Поздней осенью, после полуторагодичного хождения по издательствам — их было больше двадцати, — роман вернулся навсегда к автору, и он швырнул его в мусорный бак, где жгли опавшие листья, и стал размешивать мусор куском железной трубы, чтобы огонь добрался до самой сердцевины рукописи. Над ним с безлистных веток яблони свисало несколько высохших яблок, словно забытые елочные игрушки. Когда он мешал в баке, искры летели вверх, обжигая сморщенные яблоки, — они словно воплощали не только гибель всего его творчества (три долгих года!), но и гибель всех надежд, всех гордых мыслей, вложенных в книгу, и, хотя Митка особой чувствительностью не страдал, ему казалось, что за эти два с лишком часа (рукописи горят медленно) он выжег в себе незаживающую рану.

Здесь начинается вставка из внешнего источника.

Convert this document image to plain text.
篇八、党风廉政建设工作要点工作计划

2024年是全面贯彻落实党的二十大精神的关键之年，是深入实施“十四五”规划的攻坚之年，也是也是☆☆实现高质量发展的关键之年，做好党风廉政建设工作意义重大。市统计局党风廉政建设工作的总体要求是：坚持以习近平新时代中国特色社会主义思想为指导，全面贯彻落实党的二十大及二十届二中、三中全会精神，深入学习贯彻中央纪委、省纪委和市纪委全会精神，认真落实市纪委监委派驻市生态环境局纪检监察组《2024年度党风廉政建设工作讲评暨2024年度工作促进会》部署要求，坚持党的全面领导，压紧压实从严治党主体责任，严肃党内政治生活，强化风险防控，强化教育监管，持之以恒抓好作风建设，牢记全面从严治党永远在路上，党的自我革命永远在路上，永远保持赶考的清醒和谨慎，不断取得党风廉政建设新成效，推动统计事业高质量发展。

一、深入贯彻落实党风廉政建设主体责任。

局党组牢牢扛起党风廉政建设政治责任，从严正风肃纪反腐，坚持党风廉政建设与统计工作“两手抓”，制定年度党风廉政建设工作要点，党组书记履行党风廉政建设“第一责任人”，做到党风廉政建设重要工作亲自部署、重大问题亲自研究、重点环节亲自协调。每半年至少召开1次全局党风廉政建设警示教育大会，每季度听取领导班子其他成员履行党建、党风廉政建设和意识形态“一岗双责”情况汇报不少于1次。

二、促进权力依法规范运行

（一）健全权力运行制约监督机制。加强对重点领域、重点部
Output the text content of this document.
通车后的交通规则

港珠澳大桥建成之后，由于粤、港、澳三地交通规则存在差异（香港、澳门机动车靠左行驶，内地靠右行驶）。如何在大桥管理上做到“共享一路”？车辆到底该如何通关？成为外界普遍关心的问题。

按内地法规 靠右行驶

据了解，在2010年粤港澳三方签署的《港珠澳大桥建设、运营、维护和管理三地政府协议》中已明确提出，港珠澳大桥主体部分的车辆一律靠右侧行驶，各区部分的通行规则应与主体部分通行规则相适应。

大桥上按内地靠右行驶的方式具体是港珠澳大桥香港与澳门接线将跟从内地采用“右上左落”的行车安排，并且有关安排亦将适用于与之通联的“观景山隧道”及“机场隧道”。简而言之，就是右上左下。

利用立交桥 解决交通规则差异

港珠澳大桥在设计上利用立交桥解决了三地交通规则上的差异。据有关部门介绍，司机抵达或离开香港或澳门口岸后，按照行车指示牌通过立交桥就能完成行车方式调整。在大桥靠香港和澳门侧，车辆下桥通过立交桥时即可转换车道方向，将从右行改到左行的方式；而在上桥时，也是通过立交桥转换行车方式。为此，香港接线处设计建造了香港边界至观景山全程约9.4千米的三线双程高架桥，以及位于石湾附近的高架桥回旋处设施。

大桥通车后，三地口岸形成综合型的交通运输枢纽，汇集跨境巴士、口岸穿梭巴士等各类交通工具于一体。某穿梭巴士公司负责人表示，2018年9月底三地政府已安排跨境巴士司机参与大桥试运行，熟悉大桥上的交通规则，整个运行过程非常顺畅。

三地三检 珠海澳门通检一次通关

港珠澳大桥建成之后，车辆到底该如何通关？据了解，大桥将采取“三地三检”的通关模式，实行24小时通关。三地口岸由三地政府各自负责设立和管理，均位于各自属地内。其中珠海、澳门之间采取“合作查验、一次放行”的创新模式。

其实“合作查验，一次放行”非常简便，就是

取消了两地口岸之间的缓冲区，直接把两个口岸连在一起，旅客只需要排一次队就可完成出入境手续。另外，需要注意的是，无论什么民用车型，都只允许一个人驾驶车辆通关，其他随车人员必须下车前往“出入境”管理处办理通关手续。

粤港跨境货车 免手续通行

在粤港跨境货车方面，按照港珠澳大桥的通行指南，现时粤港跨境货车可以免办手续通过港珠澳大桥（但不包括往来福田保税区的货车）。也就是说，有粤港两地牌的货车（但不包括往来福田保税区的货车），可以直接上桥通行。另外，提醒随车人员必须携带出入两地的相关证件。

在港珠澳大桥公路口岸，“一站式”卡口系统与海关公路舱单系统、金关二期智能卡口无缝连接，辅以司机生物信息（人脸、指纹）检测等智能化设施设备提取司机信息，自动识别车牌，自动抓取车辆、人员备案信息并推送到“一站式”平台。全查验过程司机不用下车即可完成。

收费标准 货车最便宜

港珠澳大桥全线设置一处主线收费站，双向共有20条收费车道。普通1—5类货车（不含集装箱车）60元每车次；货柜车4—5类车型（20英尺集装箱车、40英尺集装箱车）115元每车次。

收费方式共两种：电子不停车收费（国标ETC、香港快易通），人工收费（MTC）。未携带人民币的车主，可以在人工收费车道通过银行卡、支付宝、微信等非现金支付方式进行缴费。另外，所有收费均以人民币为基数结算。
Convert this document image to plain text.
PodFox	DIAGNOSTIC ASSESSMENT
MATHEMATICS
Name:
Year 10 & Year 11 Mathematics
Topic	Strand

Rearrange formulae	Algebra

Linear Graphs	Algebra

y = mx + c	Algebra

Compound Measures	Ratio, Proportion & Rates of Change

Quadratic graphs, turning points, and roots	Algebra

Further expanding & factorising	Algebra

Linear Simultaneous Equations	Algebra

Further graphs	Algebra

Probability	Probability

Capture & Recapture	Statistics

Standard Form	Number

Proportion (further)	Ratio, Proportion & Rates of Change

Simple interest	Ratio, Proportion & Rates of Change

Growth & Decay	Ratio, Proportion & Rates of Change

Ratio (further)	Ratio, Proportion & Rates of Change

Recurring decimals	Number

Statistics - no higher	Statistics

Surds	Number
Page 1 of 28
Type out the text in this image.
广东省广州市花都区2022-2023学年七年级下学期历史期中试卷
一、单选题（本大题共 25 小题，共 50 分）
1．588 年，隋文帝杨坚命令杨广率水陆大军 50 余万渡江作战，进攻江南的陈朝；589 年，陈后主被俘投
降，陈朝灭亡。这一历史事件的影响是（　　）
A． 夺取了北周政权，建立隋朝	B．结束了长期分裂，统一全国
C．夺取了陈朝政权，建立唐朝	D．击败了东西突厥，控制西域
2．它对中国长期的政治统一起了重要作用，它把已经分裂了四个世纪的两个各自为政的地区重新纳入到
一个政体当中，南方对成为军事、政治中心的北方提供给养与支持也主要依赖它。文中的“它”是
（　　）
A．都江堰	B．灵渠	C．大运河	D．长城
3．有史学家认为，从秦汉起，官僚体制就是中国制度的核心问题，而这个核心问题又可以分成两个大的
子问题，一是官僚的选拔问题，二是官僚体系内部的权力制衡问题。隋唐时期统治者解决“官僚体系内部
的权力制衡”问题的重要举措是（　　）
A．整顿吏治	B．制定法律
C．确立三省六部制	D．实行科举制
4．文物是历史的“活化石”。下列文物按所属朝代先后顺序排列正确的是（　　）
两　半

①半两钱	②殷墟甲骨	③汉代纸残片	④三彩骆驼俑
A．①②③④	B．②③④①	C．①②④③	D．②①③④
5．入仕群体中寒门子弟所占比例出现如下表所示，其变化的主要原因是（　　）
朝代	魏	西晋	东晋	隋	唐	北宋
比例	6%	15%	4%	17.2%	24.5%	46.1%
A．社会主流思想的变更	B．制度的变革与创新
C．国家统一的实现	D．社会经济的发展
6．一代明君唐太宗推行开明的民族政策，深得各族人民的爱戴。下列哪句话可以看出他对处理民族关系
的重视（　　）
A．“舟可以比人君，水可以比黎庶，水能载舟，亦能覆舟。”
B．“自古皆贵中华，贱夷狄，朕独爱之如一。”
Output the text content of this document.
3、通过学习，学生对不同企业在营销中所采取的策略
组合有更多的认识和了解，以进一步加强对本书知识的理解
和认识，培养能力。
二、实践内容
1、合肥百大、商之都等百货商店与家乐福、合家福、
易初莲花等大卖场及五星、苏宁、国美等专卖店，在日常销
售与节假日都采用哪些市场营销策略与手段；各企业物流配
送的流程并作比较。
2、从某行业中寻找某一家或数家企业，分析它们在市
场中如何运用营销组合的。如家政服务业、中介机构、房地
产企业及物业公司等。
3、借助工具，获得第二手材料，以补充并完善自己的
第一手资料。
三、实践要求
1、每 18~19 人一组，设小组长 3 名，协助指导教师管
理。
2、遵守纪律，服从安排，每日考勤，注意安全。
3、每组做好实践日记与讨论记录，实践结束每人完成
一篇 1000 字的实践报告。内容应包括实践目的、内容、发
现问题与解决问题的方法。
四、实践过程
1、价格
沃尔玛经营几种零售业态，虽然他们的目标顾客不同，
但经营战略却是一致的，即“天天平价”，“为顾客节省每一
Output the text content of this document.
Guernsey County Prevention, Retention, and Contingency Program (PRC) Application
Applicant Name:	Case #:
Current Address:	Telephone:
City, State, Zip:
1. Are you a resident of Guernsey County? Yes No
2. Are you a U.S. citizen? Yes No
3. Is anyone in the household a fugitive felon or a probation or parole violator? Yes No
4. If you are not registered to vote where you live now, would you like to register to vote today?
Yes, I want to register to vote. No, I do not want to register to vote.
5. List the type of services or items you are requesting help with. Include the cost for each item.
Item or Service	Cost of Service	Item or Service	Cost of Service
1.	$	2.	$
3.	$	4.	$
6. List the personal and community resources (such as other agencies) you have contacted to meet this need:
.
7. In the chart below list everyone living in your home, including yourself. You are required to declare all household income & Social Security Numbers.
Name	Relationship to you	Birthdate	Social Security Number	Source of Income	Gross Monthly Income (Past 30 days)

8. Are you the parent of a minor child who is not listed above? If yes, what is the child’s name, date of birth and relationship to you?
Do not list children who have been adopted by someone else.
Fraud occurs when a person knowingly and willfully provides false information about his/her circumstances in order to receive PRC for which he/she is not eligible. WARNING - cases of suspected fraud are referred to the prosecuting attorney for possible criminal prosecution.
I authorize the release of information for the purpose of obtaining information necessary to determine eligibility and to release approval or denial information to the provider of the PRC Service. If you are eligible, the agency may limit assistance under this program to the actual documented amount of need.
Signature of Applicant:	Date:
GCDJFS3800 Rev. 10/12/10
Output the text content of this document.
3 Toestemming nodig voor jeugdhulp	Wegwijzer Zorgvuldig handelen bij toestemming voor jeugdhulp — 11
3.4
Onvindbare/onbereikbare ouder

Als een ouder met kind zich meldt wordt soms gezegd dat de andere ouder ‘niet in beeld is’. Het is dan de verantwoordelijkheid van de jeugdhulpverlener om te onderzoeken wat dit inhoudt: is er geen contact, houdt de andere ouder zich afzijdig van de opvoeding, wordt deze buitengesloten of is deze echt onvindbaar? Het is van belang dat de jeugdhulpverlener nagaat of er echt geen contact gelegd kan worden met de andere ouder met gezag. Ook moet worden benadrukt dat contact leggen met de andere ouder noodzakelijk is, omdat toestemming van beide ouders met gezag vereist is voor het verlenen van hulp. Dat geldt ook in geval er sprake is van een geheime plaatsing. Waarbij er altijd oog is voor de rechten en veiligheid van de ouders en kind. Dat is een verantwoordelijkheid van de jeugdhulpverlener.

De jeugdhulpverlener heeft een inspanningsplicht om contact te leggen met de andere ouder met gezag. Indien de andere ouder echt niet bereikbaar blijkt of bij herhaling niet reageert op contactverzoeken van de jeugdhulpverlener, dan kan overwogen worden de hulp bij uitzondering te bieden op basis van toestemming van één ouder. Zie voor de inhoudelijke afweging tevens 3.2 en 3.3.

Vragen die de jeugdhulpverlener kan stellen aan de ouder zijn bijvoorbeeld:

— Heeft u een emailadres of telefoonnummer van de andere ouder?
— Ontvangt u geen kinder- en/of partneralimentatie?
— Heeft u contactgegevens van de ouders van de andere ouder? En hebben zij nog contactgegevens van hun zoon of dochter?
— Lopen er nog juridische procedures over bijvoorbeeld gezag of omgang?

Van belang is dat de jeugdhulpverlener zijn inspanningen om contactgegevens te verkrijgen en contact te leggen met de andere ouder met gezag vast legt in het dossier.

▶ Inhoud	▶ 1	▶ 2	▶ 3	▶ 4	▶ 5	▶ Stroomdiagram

В огонь полетели и всякие бумаги (он сам не понимал, зачем он их берег), копии писем в литературные агентства и ответы на них, но главным образом печатные бланки с отказами, иногда две-три строчки на машинке от дам-издательниц, где говорилось, что рукопись романа возвращается по многим причинам, но главным образом потому — и эта формулировка повторялась, — что она слишком символистична, а потому и слишком туманна. Только одна из дам написала: «Пишите нам еще». Митка клял их вовсю, но рукопись так никто и не принял. И все-таки Митка целый год работал над новым романом, а когда старый окончательно вернулся к нему, он перечитал и его и новый роман и, обнаружив, что и этот полон символизма, а потому еще туманнее первого, отложил рукопись в ящик. Правда, потом он иногда вылезал из постели и пытался записать какие-то мысли, но слова не шли с пера, и к тому же он потерял веру: да может ли он сказать что-то значительное, а если и сможет, то ни один рецензент издательства в своей вылизанной до блеска конторе на верхнем этаже одного из небоскребов Мэдисон-авеню не поймет его правдивые и трагические произведения. Поэтому он месяцами ничего не писал, о чем миссис Латц шумно горевала, и клялся никогда больше не писать, хотя и чувствовал всю бесплодность этой клятвы, потому что, клянись не клянись, писать он все равно не мог.